SUNY Geneseo has a commitment to inclusion and belonging, and I want to stress my respect for the diverse identities and faith traditions of students in my class. If you anticipate an absence due to religious observations, please contact me as soon as possible in advance to discuss your needs and arrange make up plans.
The New York State Department of Civil Service maintains a calendar of major religious observations found on their website.
Military Obligations and Class Attendance
Federal and New York State law requires institutions of higher education to provide an excused leave of absence from classes without penalty to students enrolled in the National Guard or armed forces reserves who are called to active duty.
If you are called to active military duty and need to miss classes, please let me know and consult as soon as possible with the Dean of Students.
Academic Integrity and Plagiarism
Academic dishonesty includes cheating, knowingly providing false information, plagiarizing, and any other form of academic misrepresentation.
The School of Business regards all acts of cheating and/or plagiarism on tests or any other assignments as unprofessional and unethical behavior that violates College policies as stated in the Student Handbook. Students are expected to be aware of and to obey the College policies concerning academic dishonesty.

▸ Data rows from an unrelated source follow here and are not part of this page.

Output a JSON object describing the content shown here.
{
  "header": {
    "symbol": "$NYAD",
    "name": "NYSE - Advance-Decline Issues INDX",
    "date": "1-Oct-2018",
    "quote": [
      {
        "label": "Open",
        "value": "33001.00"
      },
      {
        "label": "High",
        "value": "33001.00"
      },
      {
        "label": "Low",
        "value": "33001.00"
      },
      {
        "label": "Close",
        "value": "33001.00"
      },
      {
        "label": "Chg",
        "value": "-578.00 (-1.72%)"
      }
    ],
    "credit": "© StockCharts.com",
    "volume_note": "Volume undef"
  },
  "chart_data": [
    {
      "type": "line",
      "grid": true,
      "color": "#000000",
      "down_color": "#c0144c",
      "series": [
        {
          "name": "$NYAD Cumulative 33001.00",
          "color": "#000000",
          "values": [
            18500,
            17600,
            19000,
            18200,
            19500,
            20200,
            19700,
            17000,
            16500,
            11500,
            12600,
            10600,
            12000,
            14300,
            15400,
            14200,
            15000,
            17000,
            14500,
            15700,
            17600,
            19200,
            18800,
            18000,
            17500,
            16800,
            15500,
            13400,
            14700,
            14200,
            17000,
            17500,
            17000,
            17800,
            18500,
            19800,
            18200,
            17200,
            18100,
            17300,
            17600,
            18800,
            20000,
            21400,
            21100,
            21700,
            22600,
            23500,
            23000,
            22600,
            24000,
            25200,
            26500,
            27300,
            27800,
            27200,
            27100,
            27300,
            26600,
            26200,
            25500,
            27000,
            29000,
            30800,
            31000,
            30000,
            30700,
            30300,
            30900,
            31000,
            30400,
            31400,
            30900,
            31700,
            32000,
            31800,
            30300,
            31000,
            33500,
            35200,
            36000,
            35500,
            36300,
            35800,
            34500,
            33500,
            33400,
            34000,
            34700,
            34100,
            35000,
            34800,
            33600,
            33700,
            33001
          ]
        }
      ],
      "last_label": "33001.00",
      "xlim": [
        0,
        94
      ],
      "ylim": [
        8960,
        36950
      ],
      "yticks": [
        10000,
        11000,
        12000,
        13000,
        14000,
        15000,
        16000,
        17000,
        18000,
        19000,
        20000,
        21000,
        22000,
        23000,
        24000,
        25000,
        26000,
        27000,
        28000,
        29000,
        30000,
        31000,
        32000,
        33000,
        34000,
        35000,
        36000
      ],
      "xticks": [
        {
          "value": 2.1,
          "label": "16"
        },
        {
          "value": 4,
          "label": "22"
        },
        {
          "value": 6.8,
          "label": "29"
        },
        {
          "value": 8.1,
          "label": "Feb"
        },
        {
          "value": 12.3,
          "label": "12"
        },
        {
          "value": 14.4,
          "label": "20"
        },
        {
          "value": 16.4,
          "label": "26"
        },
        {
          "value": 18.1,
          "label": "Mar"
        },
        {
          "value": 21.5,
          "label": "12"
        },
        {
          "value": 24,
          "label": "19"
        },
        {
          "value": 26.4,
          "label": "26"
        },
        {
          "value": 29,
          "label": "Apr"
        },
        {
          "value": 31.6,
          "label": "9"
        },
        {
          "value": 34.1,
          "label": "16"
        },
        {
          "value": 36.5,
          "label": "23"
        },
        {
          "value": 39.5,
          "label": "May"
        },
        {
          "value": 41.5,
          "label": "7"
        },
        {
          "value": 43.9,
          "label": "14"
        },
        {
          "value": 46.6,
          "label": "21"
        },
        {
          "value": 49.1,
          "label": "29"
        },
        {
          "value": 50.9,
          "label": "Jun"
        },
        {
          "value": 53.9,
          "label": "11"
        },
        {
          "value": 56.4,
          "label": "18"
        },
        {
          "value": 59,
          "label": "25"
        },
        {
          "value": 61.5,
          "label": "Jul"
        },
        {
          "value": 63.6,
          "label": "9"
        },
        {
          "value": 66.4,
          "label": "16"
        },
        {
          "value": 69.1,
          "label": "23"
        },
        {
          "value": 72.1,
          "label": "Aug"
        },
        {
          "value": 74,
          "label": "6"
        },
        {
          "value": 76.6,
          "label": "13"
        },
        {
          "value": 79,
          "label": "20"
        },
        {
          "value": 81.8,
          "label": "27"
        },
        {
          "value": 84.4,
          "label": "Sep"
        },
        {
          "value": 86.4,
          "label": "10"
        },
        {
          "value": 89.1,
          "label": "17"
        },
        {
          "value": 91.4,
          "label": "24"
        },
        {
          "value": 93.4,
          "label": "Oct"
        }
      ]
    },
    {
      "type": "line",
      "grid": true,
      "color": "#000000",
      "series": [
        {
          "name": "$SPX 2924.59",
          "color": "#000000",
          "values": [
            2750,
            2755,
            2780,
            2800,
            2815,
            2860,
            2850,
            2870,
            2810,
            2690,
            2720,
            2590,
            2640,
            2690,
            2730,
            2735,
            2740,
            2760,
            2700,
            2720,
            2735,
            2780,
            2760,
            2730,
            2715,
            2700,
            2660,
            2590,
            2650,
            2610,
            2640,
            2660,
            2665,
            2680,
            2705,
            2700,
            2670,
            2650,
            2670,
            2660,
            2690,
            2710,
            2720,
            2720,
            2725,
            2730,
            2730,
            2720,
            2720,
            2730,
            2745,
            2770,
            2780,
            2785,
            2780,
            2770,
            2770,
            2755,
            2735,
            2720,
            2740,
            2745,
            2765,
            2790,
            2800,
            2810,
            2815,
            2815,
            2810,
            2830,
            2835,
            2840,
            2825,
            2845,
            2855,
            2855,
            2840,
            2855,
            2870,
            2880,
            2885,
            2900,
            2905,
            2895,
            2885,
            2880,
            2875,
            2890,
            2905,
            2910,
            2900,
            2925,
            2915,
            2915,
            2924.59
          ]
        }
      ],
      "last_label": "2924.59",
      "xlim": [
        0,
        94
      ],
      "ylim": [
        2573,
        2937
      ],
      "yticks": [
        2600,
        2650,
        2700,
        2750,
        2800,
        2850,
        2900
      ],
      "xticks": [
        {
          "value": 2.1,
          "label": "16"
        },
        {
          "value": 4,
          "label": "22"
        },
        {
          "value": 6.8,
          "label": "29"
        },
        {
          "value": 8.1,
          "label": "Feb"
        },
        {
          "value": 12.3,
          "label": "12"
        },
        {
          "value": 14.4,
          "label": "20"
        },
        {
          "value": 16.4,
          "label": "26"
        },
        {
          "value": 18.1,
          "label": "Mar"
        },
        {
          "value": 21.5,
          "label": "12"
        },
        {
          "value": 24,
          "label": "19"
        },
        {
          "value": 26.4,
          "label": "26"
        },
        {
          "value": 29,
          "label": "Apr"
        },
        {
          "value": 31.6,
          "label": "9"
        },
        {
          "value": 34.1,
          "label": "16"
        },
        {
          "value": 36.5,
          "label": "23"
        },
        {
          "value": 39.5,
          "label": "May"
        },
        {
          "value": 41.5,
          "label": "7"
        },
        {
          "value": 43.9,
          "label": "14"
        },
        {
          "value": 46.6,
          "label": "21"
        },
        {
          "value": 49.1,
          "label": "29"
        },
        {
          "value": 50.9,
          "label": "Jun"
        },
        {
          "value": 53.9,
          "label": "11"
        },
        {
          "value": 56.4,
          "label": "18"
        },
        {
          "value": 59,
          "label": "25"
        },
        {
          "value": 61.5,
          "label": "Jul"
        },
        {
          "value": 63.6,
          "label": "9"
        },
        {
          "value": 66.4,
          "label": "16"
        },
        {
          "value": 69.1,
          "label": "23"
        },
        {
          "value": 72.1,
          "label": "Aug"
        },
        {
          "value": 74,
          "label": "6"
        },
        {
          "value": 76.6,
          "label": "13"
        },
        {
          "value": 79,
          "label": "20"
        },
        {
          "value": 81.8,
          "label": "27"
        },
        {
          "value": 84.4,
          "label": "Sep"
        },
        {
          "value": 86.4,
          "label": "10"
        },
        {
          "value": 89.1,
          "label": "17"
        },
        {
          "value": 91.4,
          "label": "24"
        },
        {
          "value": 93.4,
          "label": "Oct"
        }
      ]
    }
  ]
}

Any alleged cheating or plagiarism may be dealt with by the School as a disciplinary problem in accordance with College policies:
https://www.geneseo.edu/handbook/academic-dishonesty-policy
Plagiarism is the representation of someone else’s words or ideas as one’s own, or the arrangement of someone else’s material(s) as one’s own. In this course, such misrepresentation may be sufficient grounds for a student’s receiving a grade of E for the paper or presentation involved or may result in an E being assigned as the final grade for the course.
Any one of the following constitutes evidence of plagiarism:
- Direct quotation without identifying punctuation and citation of source
- Paraphrase of expression or thought without proper attribution
- Unacknowledged dependence upon a source in plan, organization, or argument
Use of AI in Coursework
This course encourages you to use Generative AI Tools like ChatGPT or Gemini to support your work. To maintain academic integrity, you must disclose and properly attribute any AI-generated material you use, including in-text citations, quotations, and references.

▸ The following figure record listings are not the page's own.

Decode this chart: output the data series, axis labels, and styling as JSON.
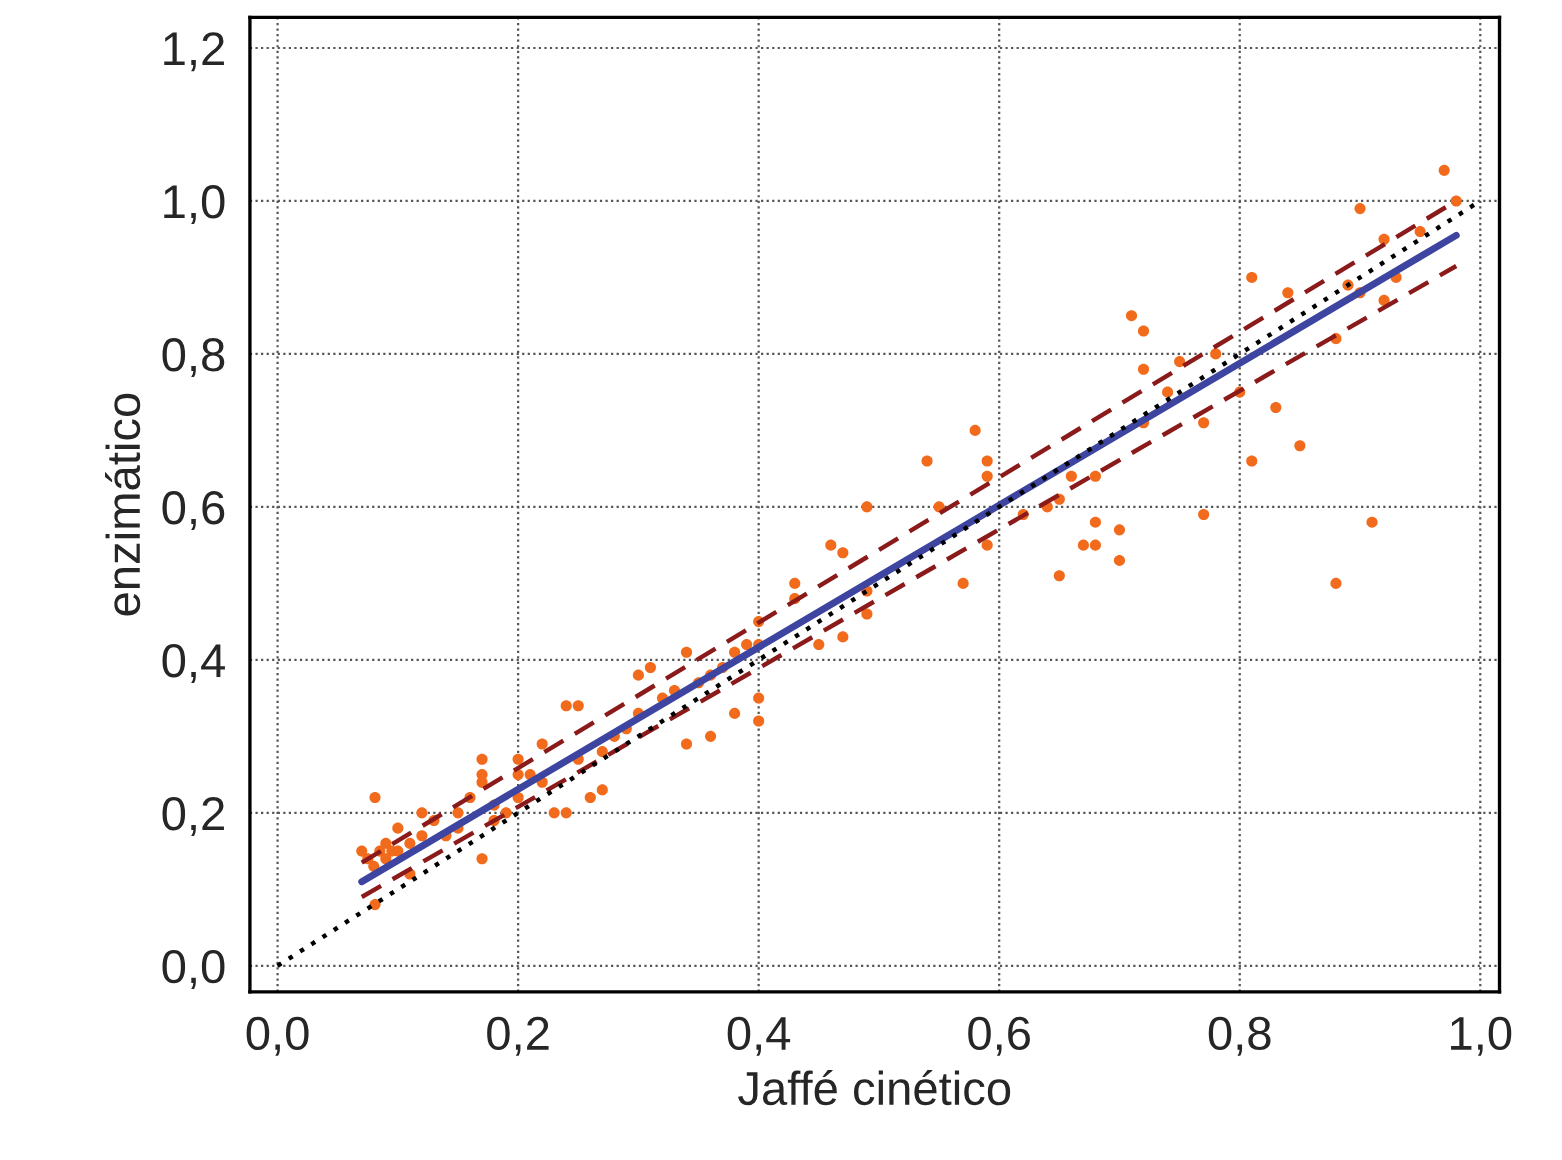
{
  "chart_data": {
    "type": "scatter",
    "xlabel": "Jaffé cinético",
    "ylabel": "enzimático",
    "xlim": [
      -0.023,
      1.016
    ],
    "ylim": [
      -0.034,
      1.24
    ],
    "xticks": [
      {
        "value": 0,
        "label": "0,0"
      },
      {
        "value": 0.2,
        "label": "0,2"
      },
      {
        "value": 0.4,
        "label": "0,4"
      },
      {
        "value": 0.6,
        "label": "0,6"
      },
      {
        "value": 0.8,
        "label": "0,8"
      },
      {
        "value": 1.0,
        "label": "1,0"
      }
    ],
    "yticks": [
      {
        "value": 0,
        "label": "0,0"
      },
      {
        "value": 0.2,
        "label": "0,2"
      },
      {
        "value": 0.4,
        "label": "0,4"
      },
      {
        "value": 0.6,
        "label": "0,6"
      },
      {
        "value": 0.8,
        "label": "0,8"
      },
      {
        "value": 1.0,
        "label": "1,0"
      },
      {
        "value": 1.2,
        "label": "1,2"
      }
    ],
    "grid": true,
    "legend": false,
    "series": [
      {
        "color": "#f26b1d",
        "marker": "circle",
        "x": [
          0.07,
          0.075,
          0.081,
          0.08,
          0.085,
          0.09,
          0.09,
          0.095,
          0.1,
          0.1,
          0.11,
          0.11,
          0.12,
          0.13,
          0.14,
          0.15,
          0.16,
          0.17,
          0.17,
          0.18,
          0.18,
          0.19,
          0.2,
          0.2,
          0.081,
          0.12,
          0.15,
          0.17,
          0.17,
          0.2,
          0.24,
          0.25,
          0.22,
          0.26,
          0.27,
          0.23,
          0.24,
          0.34,
          0.3,
          0.31,
          0.21,
          0.22,
          0.25,
          0.27,
          0.28,
          0.29,
          0.3,
          0.32,
          0.33,
          0.35,
          0.36,
          0.37,
          0.38,
          0.39,
          0.58,
          0.54,
          0.49,
          0.55,
          0.46,
          0.47,
          0.43,
          0.43,
          0.57,
          0.49,
          0.49,
          0.47,
          0.45,
          0.4,
          0.4,
          0.4,
          0.4,
          0.38,
          0.34,
          0.36,
          0.81,
          0.84,
          0.71,
          0.72,
          0.72,
          0.75,
          0.78,
          0.74,
          0.77,
          0.8,
          0.83,
          0.85,
          0.81,
          0.88,
          0.9,
          0.89,
          0.93,
          0.92,
          0.59,
          0.59,
          0.59,
          0.65,
          0.67,
          0.68,
          0.68,
          0.7,
          0.7,
          0.65,
          0.64,
          0.62,
          0.66,
          0.68,
          0.77,
          0.88,
          0.91,
          0.72,
          0.97,
          0.98,
          0.9,
          0.92,
          0.95
        ],
        "values": [
          0.15,
          0.14,
          0.22,
          0.13,
          0.15,
          0.14,
          0.16,
          0.15,
          0.18,
          0.15,
          0.12,
          0.16,
          0.17,
          0.19,
          0.17,
          0.2,
          0.22,
          0.24,
          0.25,
          0.19,
          0.21,
          0.2,
          0.25,
          0.22,
          0.08,
          0.2,
          0.18,
          0.14,
          0.27,
          0.27,
          0.34,
          0.34,
          0.29,
          0.22,
          0.23,
          0.2,
          0.2,
          0.29,
          0.38,
          0.39,
          0.25,
          0.24,
          0.27,
          0.28,
          0.3,
          0.31,
          0.33,
          0.35,
          0.36,
          0.37,
          0.38,
          0.39,
          0.41,
          0.42,
          0.7,
          0.66,
          0.6,
          0.6,
          0.55,
          0.54,
          0.5,
          0.48,
          0.5,
          0.49,
          0.46,
          0.43,
          0.42,
          0.45,
          0.42,
          0.35,
          0.32,
          0.33,
          0.41,
          0.3,
          0.9,
          0.88,
          0.85,
          0.83,
          0.78,
          0.79,
          0.8,
          0.75,
          0.71,
          0.75,
          0.73,
          0.68,
          0.66,
          0.82,
          0.88,
          0.89,
          0.9,
          0.87,
          0.66,
          0.64,
          0.55,
          0.51,
          0.55,
          0.55,
          0.58,
          0.57,
          0.53,
          0.61,
          0.6,
          0.59,
          0.64,
          0.64,
          0.59,
          0.5,
          0.58,
          0.71,
          1.04,
          1.0,
          0.99,
          0.95,
          0.96
        ]
      },
      {
        "type": "line",
        "color": "#3d45a0",
        "line_style": "solid",
        "x": [
          0.07,
          0.98
        ],
        "values": [
          0.11,
          0.955
        ]
      },
      {
        "type": "line",
        "color": "#8b1a1a",
        "line_style": "dashed",
        "x": [
          0.07,
          0.98
        ],
        "values": [
          0.135,
          1.0
        ]
      },
      {
        "type": "line",
        "color": "#8b1a1a",
        "line_style": "dashed",
        "x": [
          0.07,
          0.98
        ],
        "values": [
          0.09,
          0.915
        ]
      },
      {
        "type": "line",
        "color": "#000000",
        "line_style": "dotted",
        "x": [
          0,
          1.0
        ],
        "values": [
          0,
          1.0
        ]
      }
    ]
  }
}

Guidance for citing AI-generated content is available at:
https://apastyle.apa.org/blog/how-to-cite-chatgpt
In cases where I discover the use of generative AI without proper citation, these cases will be treated as instances of academic dishonesty and will be subject to the processes outlined in the SUNY Geneseo Academic Dishonesty Policy.

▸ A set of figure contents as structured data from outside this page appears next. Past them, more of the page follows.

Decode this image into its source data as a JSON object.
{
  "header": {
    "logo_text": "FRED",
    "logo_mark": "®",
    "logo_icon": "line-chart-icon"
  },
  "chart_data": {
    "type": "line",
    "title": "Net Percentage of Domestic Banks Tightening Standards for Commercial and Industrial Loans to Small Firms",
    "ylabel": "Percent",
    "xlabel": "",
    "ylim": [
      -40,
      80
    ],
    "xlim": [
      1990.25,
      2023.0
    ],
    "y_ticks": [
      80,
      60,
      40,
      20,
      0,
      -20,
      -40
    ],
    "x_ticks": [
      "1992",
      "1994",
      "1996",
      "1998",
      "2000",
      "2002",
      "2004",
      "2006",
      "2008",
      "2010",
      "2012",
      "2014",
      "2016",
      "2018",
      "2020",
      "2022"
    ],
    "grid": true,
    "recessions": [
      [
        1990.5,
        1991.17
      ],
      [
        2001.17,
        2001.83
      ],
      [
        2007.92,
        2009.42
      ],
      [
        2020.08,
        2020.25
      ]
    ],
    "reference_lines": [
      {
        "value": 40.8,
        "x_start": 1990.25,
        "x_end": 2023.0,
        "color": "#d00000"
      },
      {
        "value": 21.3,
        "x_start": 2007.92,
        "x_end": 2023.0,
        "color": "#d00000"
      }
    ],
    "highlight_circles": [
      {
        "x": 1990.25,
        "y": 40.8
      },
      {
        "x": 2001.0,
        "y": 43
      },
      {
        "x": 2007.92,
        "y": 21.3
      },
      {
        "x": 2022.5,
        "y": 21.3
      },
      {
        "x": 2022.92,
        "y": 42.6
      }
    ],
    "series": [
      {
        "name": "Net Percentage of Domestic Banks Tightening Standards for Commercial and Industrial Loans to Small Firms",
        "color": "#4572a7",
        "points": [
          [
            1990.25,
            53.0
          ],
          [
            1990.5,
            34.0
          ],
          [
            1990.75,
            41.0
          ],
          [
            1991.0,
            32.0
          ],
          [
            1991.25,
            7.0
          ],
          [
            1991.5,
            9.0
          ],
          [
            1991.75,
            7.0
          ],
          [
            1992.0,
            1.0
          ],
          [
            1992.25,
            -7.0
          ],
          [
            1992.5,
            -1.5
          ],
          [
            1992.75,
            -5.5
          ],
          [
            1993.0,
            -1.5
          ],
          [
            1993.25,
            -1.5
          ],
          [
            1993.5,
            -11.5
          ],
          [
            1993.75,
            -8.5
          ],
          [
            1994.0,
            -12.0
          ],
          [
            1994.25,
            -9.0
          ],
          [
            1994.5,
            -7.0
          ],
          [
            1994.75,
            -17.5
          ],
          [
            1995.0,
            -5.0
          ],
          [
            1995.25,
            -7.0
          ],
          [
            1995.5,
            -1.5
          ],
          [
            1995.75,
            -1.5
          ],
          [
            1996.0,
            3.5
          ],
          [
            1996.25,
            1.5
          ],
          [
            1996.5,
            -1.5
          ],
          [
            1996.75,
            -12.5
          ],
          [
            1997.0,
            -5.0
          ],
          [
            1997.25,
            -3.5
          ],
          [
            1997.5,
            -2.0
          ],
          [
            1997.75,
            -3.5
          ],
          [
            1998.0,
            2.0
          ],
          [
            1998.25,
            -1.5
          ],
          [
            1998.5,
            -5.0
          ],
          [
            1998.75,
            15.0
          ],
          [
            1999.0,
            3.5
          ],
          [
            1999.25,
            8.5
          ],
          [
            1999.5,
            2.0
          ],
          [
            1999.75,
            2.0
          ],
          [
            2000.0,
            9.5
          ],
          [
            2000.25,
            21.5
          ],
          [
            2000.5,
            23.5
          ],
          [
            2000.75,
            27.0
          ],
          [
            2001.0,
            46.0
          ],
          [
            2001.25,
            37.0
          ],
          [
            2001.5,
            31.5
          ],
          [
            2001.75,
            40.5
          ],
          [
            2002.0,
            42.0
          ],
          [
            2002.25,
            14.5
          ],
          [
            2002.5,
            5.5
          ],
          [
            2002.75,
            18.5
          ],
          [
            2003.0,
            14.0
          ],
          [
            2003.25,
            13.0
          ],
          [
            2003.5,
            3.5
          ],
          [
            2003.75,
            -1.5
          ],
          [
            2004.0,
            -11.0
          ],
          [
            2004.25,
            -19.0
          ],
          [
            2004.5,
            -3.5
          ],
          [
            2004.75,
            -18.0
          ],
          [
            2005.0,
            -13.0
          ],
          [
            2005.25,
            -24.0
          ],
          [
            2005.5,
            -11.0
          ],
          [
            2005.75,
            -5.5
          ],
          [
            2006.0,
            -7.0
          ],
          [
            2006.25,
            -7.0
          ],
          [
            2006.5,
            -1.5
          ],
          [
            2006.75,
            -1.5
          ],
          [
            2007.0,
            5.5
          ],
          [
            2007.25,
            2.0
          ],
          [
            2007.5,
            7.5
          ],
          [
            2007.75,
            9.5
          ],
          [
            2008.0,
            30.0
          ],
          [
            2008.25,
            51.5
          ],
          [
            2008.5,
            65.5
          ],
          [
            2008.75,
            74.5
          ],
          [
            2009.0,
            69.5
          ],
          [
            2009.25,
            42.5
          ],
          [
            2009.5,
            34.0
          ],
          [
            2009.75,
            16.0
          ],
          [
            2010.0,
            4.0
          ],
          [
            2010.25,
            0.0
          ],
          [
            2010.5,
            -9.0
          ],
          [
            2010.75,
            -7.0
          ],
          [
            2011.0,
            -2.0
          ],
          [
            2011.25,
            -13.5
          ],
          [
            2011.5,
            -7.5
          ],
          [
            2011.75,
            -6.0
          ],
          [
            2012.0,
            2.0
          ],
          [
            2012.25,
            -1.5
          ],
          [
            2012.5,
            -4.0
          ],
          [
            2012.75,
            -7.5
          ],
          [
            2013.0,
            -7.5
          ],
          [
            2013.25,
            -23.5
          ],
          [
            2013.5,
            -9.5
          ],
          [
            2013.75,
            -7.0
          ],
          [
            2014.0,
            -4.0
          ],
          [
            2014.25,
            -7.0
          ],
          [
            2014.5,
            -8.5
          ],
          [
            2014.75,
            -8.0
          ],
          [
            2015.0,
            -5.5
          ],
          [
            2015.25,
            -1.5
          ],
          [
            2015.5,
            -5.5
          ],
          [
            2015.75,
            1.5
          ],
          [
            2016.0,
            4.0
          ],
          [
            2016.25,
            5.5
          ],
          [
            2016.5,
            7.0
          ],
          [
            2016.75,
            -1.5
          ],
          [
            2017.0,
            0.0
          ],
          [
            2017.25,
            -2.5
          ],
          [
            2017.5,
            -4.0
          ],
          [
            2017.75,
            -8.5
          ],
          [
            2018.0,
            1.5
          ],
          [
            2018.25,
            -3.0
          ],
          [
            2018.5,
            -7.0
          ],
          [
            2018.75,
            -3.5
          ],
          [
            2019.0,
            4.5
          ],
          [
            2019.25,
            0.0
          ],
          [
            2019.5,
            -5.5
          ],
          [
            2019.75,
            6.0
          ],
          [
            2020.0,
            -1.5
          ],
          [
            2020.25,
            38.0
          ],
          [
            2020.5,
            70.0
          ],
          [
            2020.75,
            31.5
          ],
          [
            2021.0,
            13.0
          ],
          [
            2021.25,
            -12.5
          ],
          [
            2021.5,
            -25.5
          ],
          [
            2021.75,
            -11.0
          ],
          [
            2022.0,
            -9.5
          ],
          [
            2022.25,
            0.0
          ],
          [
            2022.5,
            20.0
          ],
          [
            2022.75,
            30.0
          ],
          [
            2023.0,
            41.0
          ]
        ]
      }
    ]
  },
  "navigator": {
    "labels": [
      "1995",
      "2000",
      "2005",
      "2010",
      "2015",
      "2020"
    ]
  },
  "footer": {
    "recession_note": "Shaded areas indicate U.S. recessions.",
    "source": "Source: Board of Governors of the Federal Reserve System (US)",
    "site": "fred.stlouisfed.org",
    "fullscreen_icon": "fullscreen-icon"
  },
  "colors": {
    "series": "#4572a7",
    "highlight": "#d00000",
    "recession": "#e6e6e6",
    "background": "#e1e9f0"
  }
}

Generative AI Statement: Use of generative AI tools (e.g., ChatGPT, Gemini) must be disclosed and cited. Unauthorized use may violate academic integrity.
Student Success Resources
- Academic Support Services
- Library Research Help
- Technology Support
- SUNY Geneseo Counseling Resources
- Knight’s Harvest Food Assistance
DEI Statement
This course values diverse perspectives and encourages inclusive dialogue. We aim to create a respectful and equitable learning environment.